De acordo com firme jurisprudência do Superior Tribunal de Justiça, a regra do parágrafo único do art. 42 do Código do Consumidor, que determina a devolução em dobro, objetiva conferir à sua incidência função pedagógica e inibidora de condutas lesivas ao consumidor (REsp 817733) e pressupõe engano injustificável. Na hipótese dos autos houve desconto indevido diretamente no benefício de aposentadoria da autora, bem como engano injustificável, uma vez que a empresa foi negligente na prestação do serviço que disponibiliza no mercado, ao realizar empréstimo fraudulento.

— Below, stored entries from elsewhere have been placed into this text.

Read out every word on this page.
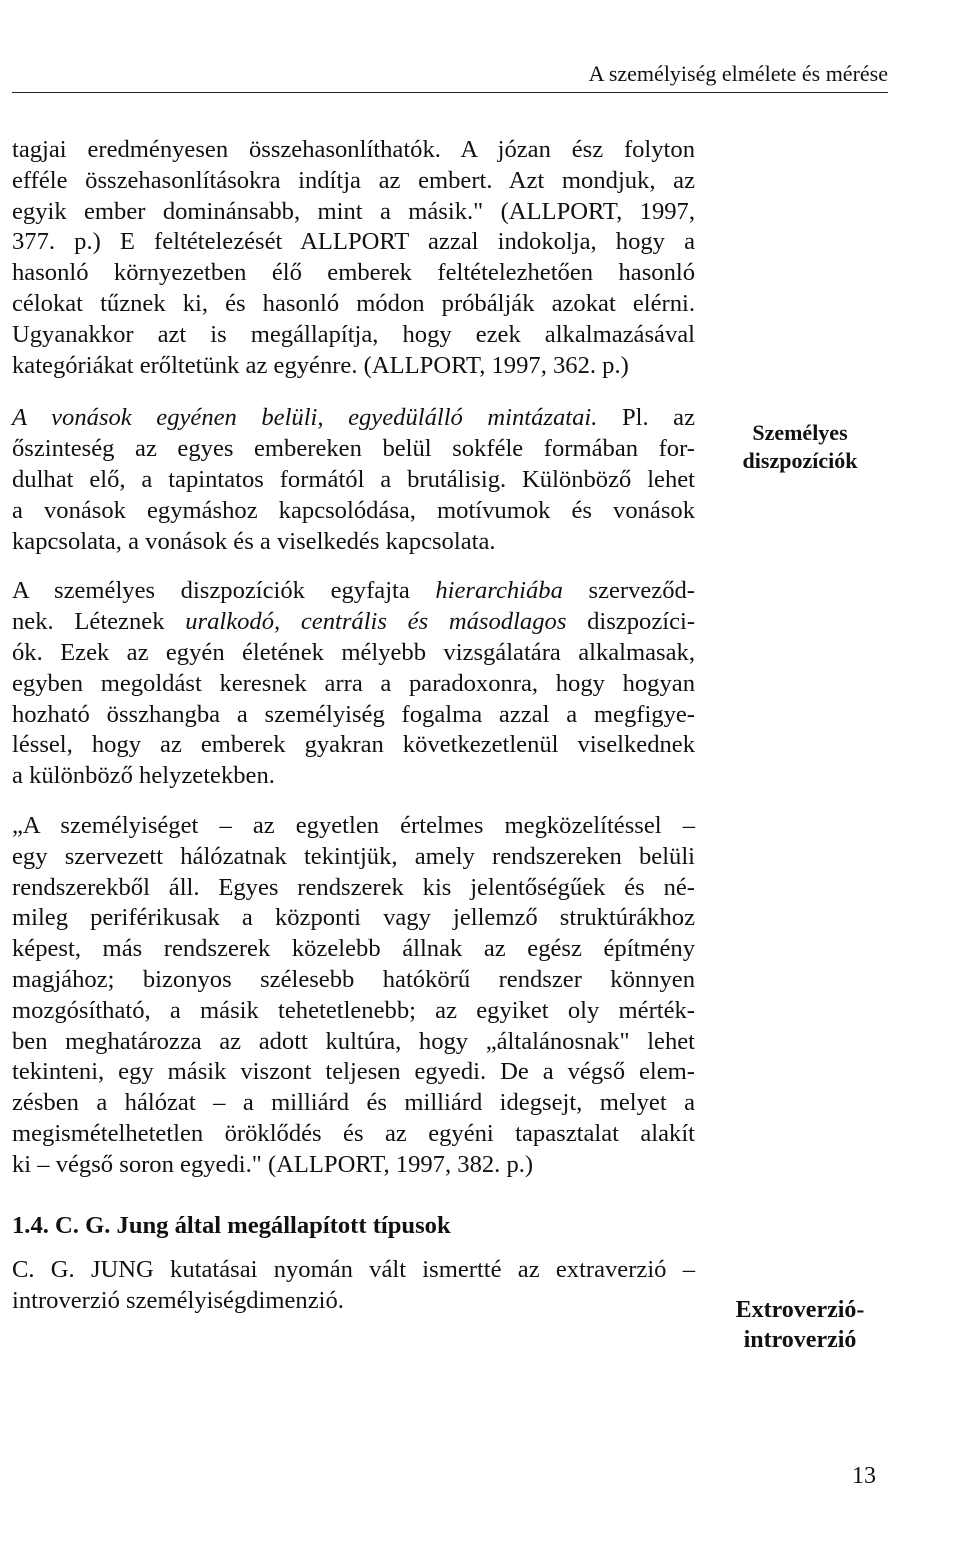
A személyiség elmélete és mérése

tagjai eredményesen összehasonlíthatók. A józan ész folyton
efféle összehasonlításokra indítja az embert. Azt mondjuk, az
egyik ember dominánsabb, mint a másik." (ALLPORT, 1997,
377. p.) E feltételezését ALLPORT azzal indokolja, hogy a
hasonló környezetben élő emberek feltételezhetően hasonló
célokat tűznek ki, és hasonló módon próbálják azokat elérni.
Ugyanakkor azt is megállapítja, hogy ezek alkalmazásával
kategóriákat erőltetünk az egyénre. (ALLPORT, 1997, 362. p.)

A vonások egyénen belüli, egyedülálló mintázatai. Pl. az
őszinteség az egyes embereken belül sokféle formában for-
dulhat elő, a tapintatos formától a brutálisig. Különböző lehet
a vonások egymáshoz kapcsolódása, motívumok és vonások
kapcsolata, a vonások és a viselkedés kapcsolata.

A személyes diszpozíciók egyfajta hierarchiába szerveződ-
nek. Léteznek uralkodó, centrális és másodlagos diszpozíci-
ók. Ezek az egyén életének mélyebb vizsgálatára alkalmasak,
egyben megoldást keresnek arra a paradoxonra, hogy hogyan
hozható összhangba a személyiség fogalma azzal a megfigye-
léssel, hogy az emberek gyakran következetlenül viselkednek
a különböző helyzetekben.

„A személyiséget – az egyetlen értelmes megközelítéssel –
egy szervezett hálózatnak tekintjük, amely rendszereken belüli
rendszerekből áll. Egyes rendszerek kis jelentőségűek és né-
mileg periférikusak a központi vagy jellemző struktúrákhoz
képest, más rendszerek közelebb állnak az egész építmény
magjához; bizonyos szélesebb hatókörű rendszer könnyen
mozgósítható, a másik tehetetlenebb; az egyiket oly mérték-
ben meghatározza az adott kultúra, hogy „általánosnak" lehet
tekinteni, egy másik viszont teljesen egyedi. De a végső elem-
zésben a hálózat – a milliárd és milliárd idegsejt, melyet a
megismételhetetlen öröklődés és az egyéni tapasztalat alakít
ki – végső soron egyedi." (ALLPORT, 1997, 382. p.)

1.4. C. G. Jung által megállapított típusok

C. G. JUNG kutatásai nyomán vált ismertté az extraverzió –
introverzió személyiségdimenzió.

Személyes
diszpozíciók
Extroverzió-
introverzió
13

O dano moral é "in re ipsa", competindo à parte lesada apenas provar os fatos ensejadores da reparação pretendida, sendo desnecessária a prova da violação ao direito da personalidade. Ademais, não há como não se reconhecer a ofensa aos direitos da personalidade da recorrente, surpreendido com descontos indevidos em seu benefício, o que lhe causou toda série de angústias e aborrecimentos.

Os danos morais/extrapatrimoniais devem ser reparados tendo como alvo o efetivo alcance da tríplice função do instituto, a saber: compensação do lesado, punição do agente lesante e dissuasão deste e da sociedade como um todo, para prevenir a repetição do evento danoso.

Assim, entende-se que o valor de R$ 3.000,00 (três mil reais) se encontra adequado e atende aos princípios da proporcionalidade e razoabilidade.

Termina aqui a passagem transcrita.